In many ways, Sword Master comes across as the wuxia work that the likes of master filmmaker Chor Yuen (whose swordplay fantasies for the Shaw Brothers include The Magic Blade and Clans of Intrigue along with Death Duel) would have made if he had been able to call upon the technical capabilities filmmakers have now back then. And as far as this Hong Kong movie film fan is concerned: that's very high praise indeed!
Stephen Chow is seen by many long-time fans of Hong Kong cinema as the undisputed king of comedy but I didn't immediately warm up to him -- and to this day, prefer his post 1994 works, such as Forbidden City Cop and Shaolin Soccer, to those made before then, including Love on Delivery. Similarly, it took me a while for Mermaid -- which he directed and co-scripted (with seven others) but didn't star -- to click with me but once it started doing so, it really did provide me with a barrel of laughs, even guffaws, along with a heartwarming ending that left a significant lump in my throat.
2016 was the year when not one but several feature length documentaries about (various aspects of) the Umbrella Movement finally got to see the light of day. Made by 29-year-old Chan Tze Woon, Yellowing is one of those works made by a filmmaker turned accidental activist who got to realizing that he couldn't be just a bystander as unrest and divisions became all too visible in the city he loved, and that his camera would not be able to protect him from police violence. What his camera did though was to capture lots of valuable as well as interesting footage at the "Occupy" sites and beyond, and provide a personal take and view on political subjects that can be affecting as well as involving.
7) Weeds on Fire
The opening and closing scenes of this film from first time director Steve Chan Chi Fat (who also co-wrote the script with Wong Chi Yeung) take place at Umbrella Movement protest sites but Weeds on Fire is more of a coming-of-age tale cum sports movie than out-and-out political offering. An uninhibitedly local movie, I think it's safe to assume that it was made with a not particularly big budget by people with their hearts in the right place. Consequently, it tends to attract goodwill, with the result being that its weaker sections are more likely to be overlooked or forgiven than less well-intentioned -- and more outwardly commercialistic -- others.
8) The Mobfathers
Not so long ago, it seemed as though there would come a time in the near future when there would no longer be distinctively Hong Kong movies, only Hong Kong-Mainland Chinese co-productions. But in 2016, I saw a number of Hong Kong films that most definitely were not intended to be screened on the Mainland Chinese side of the Hong Kong-Mainland China border. Among the most emphatically -- defiantly even -- Hong Kong films was this Category III-rated triad drama made by the HK Film Company. The Mobfathers may not be a masterpiece of cinema by pretty much any objective measure but I, for one, was entertained by it and am glad of its existence!

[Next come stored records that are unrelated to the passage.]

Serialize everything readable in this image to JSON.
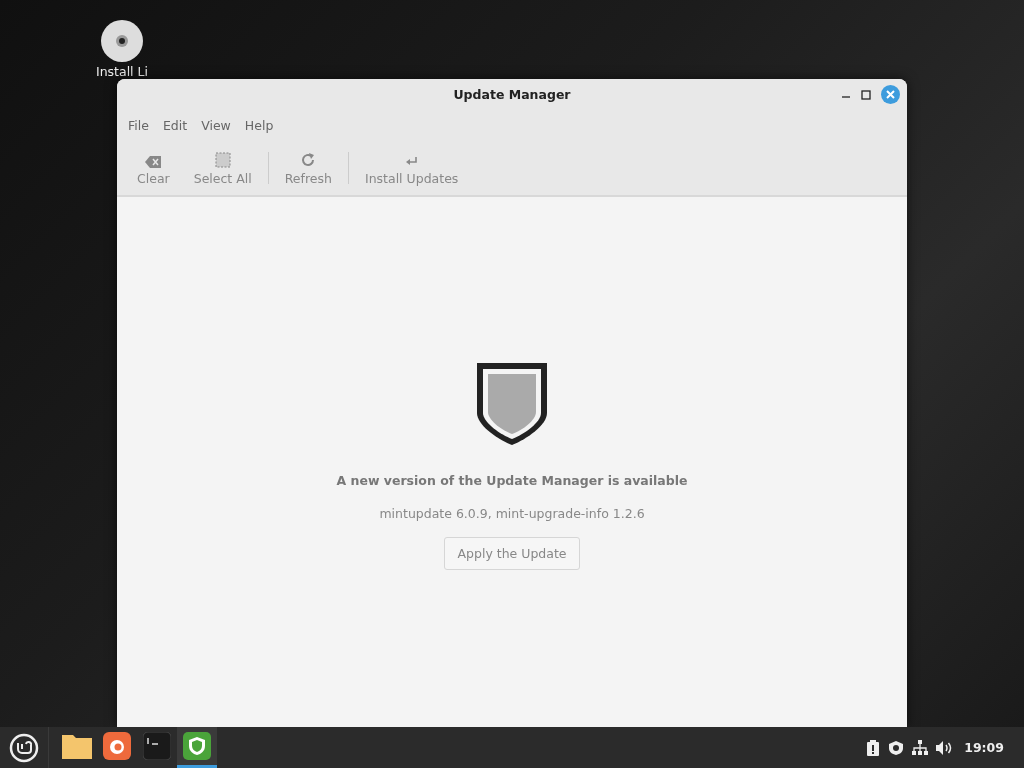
{
  "desktop": {
    "icons": [
      {
        "label": "Install Li"
      }
    ]
  },
  "window": {
    "title": "Update Manager",
    "menu": [
      "File",
      "Edit",
      "View",
      "Help"
    ],
    "toolbar": [
      {
        "kind": "clear",
        "label": "Clear",
        "disabled": true
      },
      {
        "kind": "select",
        "label": "Select All",
        "disabled": true
      },
      {
        "kind": "refresh",
        "label": "Refresh",
        "disabled": true
      },
      {
        "kind": "install",
        "label": "Install Updates",
        "disabled": true
      }
    ],
    "message": {
      "heading": "A new version of the Update Manager is available",
      "detail": "mintupdate 6.0.9, mint-upgrade-info 1.2.6",
      "button": "Apply the Update"
    }
  },
  "taskbar": {
    "launchers": [
      {
        "kind": "files",
        "active": false
      },
      {
        "kind": "browser",
        "active": false
      },
      {
        "kind": "terminal",
        "active": false
      },
      {
        "kind": "update",
        "active": true
      }
    ],
    "clock": "19:09"
  }
}
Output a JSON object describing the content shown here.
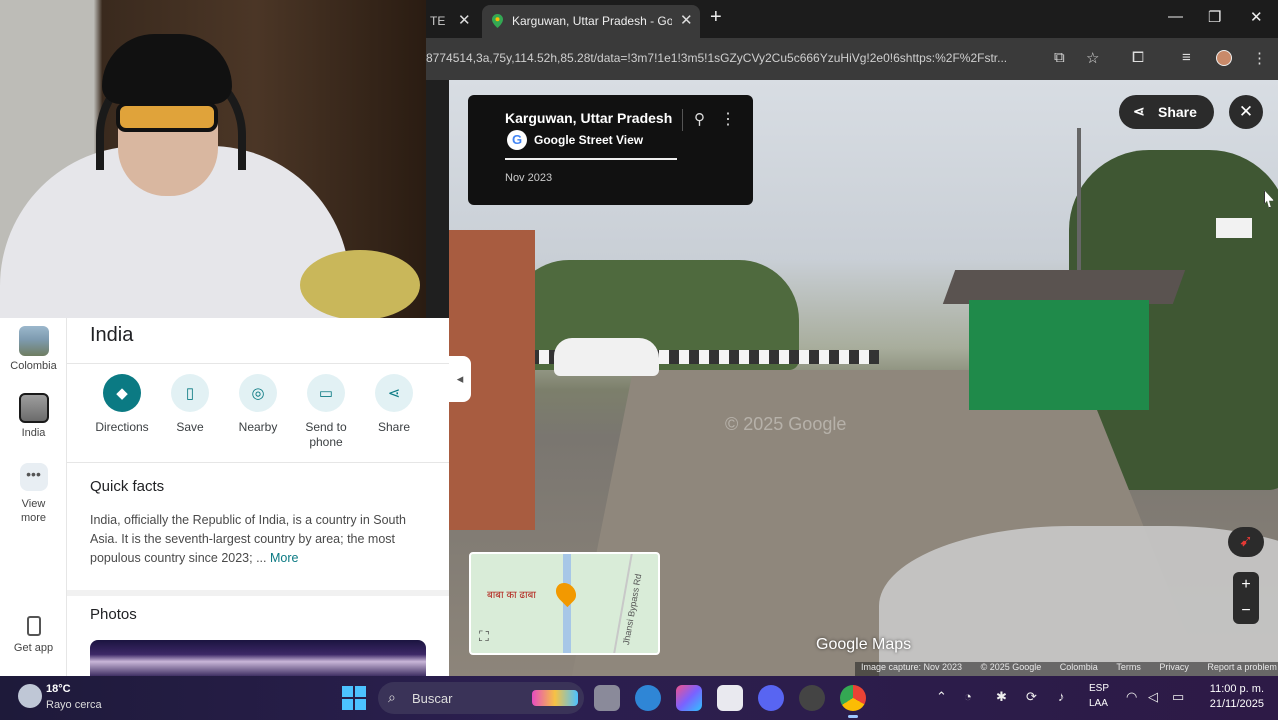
{
  "browser": {
    "prev_tab_label": "TE",
    "active_tab_label": "Karguwan, Uttar Pradesh - Goo",
    "url": "8774514,3a,75y,114.52h,85.28t/data=!3m7!1e1!3m5!1sGZyCVy2Cu5c666YzuHiVg!2e0!6shttps:%2F%2Fstr..."
  },
  "rail": {
    "items": [
      {
        "label": "Colombia"
      },
      {
        "label": "India"
      },
      {
        "label": "View more",
        "dots": "•••"
      },
      {
        "label": "Get app"
      }
    ]
  },
  "panel": {
    "title": "India",
    "actions": [
      {
        "label": "Directions",
        "icon": "◆"
      },
      {
        "label": "Save",
        "icon": "▯"
      },
      {
        "label": "Nearby",
        "icon": "◎"
      },
      {
        "label": "Send to phone",
        "icon": "▭"
      },
      {
        "label": "Share",
        "icon": "⋖"
      }
    ],
    "quick_facts_title": "Quick facts",
    "quick_facts_body": "India, officially the Republic of India, is a country in South Asia. It is the seventh-largest country by area; the most populous country since 2023; ...",
    "quick_facts_more": "More",
    "photos_title": "Photos"
  },
  "streetview": {
    "place_title": "Karguwan, Uttar Pradesh",
    "source": "Google Street View",
    "date": "Nov 2023",
    "share_label": "Share",
    "close_symbol": "✕",
    "watermark": "© 2025 Google",
    "minimap_label": "बाबा का ढाबा",
    "minimap_road": "Jhansi Bypass Rd",
    "brand": "Google Maps",
    "attribution": [
      "Image capture: Nov 2023",
      "© 2025 Google",
      "Colombia",
      "Terms",
      "Privacy",
      "Report a problem"
    ]
  },
  "taskbar": {
    "temp": "18°C",
    "weather_desc": "Rayo cerca",
    "search_label": "Buscar",
    "lang_top": "ESP",
    "lang_bottom": "LAA",
    "time": "11:00 p. m.",
    "date": "21/11/2025"
  }
}
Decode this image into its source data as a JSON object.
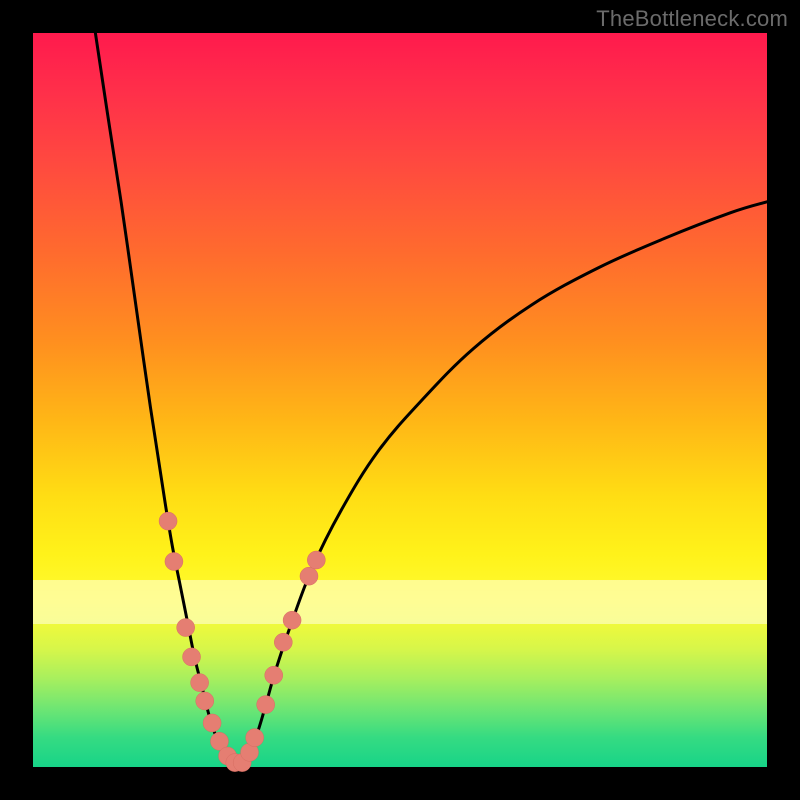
{
  "watermark": "TheBottleneck.com",
  "colors": {
    "frame_bg": "#000000",
    "gradient_stops": [
      "#ff1a4d",
      "#ff2f4a",
      "#ff4a3f",
      "#ff6b2e",
      "#ff8f1f",
      "#ffb716",
      "#ffdd14",
      "#fff21a",
      "#fffb30",
      "#f2fa3a",
      "#d6f64a",
      "#a7ef5e",
      "#6fe673",
      "#35db82",
      "#17d488"
    ],
    "curve_stroke": "#000000",
    "dot_fill": "#e57e72"
  },
  "chart_data": {
    "type": "line",
    "title": "",
    "xlabel": "",
    "ylabel": "",
    "xlim": [
      0,
      100
    ],
    "ylim": [
      0,
      100
    ],
    "note": "Two black curves descending to a common minimum near x≈26 (y≈0) forming a V; salmon dots cluster near the trough on both branches. No axes, ticks, or numeric labels are rendered.",
    "series": [
      {
        "name": "left-branch",
        "x": [
          8.5,
          10,
          12,
          14,
          16,
          18,
          19,
          20,
          21,
          22,
          23,
          24,
          25,
          26,
          27,
          28
        ],
        "y": [
          100,
          90,
          77,
          63,
          49,
          36,
          30,
          25,
          20,
          15,
          11,
          7,
          4,
          2,
          1,
          0.3
        ]
      },
      {
        "name": "right-branch",
        "x": [
          28,
          29,
          30,
          31,
          32,
          33,
          35,
          38,
          42,
          47,
          53,
          60,
          68,
          77,
          86,
          95,
          100
        ],
        "y": [
          0.3,
          1,
          3,
          6,
          9.5,
          13,
          19,
          27,
          35,
          43,
          50,
          57,
          63,
          68,
          72,
          75.5,
          77
        ]
      }
    ],
    "dots": [
      {
        "x": 18.4,
        "y": 33.5
      },
      {
        "x": 19.2,
        "y": 28.0
      },
      {
        "x": 20.8,
        "y": 19.0
      },
      {
        "x": 21.6,
        "y": 15.0
      },
      {
        "x": 22.7,
        "y": 11.5
      },
      {
        "x": 23.4,
        "y": 9.0
      },
      {
        "x": 24.4,
        "y": 6.0
      },
      {
        "x": 25.4,
        "y": 3.5
      },
      {
        "x": 26.5,
        "y": 1.5
      },
      {
        "x": 27.5,
        "y": 0.6
      },
      {
        "x": 28.5,
        "y": 0.6
      },
      {
        "x": 29.5,
        "y": 2.0
      },
      {
        "x": 30.2,
        "y": 4.0
      },
      {
        "x": 31.7,
        "y": 8.5
      },
      {
        "x": 32.8,
        "y": 12.5
      },
      {
        "x": 34.1,
        "y": 17.0
      },
      {
        "x": 35.3,
        "y": 20.0
      },
      {
        "x": 37.6,
        "y": 26.0
      },
      {
        "x": 38.6,
        "y": 28.2
      }
    ]
  }
}
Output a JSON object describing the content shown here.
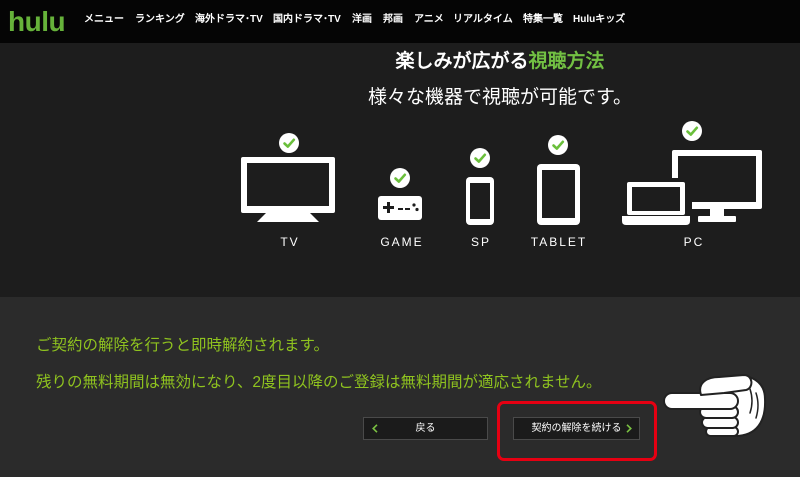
{
  "nav": {
    "logo": "hulu",
    "items": [
      "メニュー",
      "ランキング",
      "海外ドラマ･TV",
      "国内ドラマ･TV",
      "洋画",
      "邦画",
      "アニメ",
      "リアルタイム",
      "特集一覧",
      "Huluキッズ"
    ]
  },
  "devices_section": {
    "title_main": "楽しみが広がる",
    "title_accent": "視聴方法",
    "subtitle": "様々な機器で視聴が可能です。",
    "check_icon": "check-circle-icon",
    "devices": [
      {
        "label": "TV",
        "icon": "tv-icon"
      },
      {
        "label": "GAME",
        "icon": "game-controller-icon"
      },
      {
        "label": "SP",
        "icon": "smartphone-icon"
      },
      {
        "label": "TABLET",
        "icon": "tablet-icon"
      },
      {
        "label": "PC",
        "icon": "pc-icon"
      }
    ]
  },
  "cancel_section": {
    "notice_1": "ご契約の解除を行うと即時解約されます。",
    "notice_2": "残りの無料期間は無効になり、2度目以降のご登録は無料期間が適応されません。",
    "back_button": {
      "label": "戻る",
      "icon": "chevron-left-icon"
    },
    "continue_button": {
      "label": "契約の解除を続ける",
      "icon": "chevron-right-icon"
    }
  },
  "annotation": {
    "highlight": "red-rounded-box",
    "hand_icon": "pointing-hand-icon"
  },
  "colors": {
    "brand_green": "#66b23a",
    "accent_green": "#72c043",
    "notice_green": "#8fc31f",
    "check_green": "#6abf3b",
    "annotation_red": "#e60012",
    "nav_bg": "#050505",
    "section_bg": "#1d1d1d",
    "cancel_bg": "#2b2b2b"
  }
}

The Tung Wah Group of Hospitals is not the first organization that comes to mind when you think of granters of film commissions but this charitable organization did indeed commission the making of this documentary work that gives an unvarnished look into the lives of elderly people with not long to live and those of their (also suffering) family members who continue to interact the most with them. JC Wong's film is hardly an easy watch but should you decide to check it out, you surely will find yourself feeling for the people who are the focus of this film, and come away with a good sense of our collective humanity as well as mortality.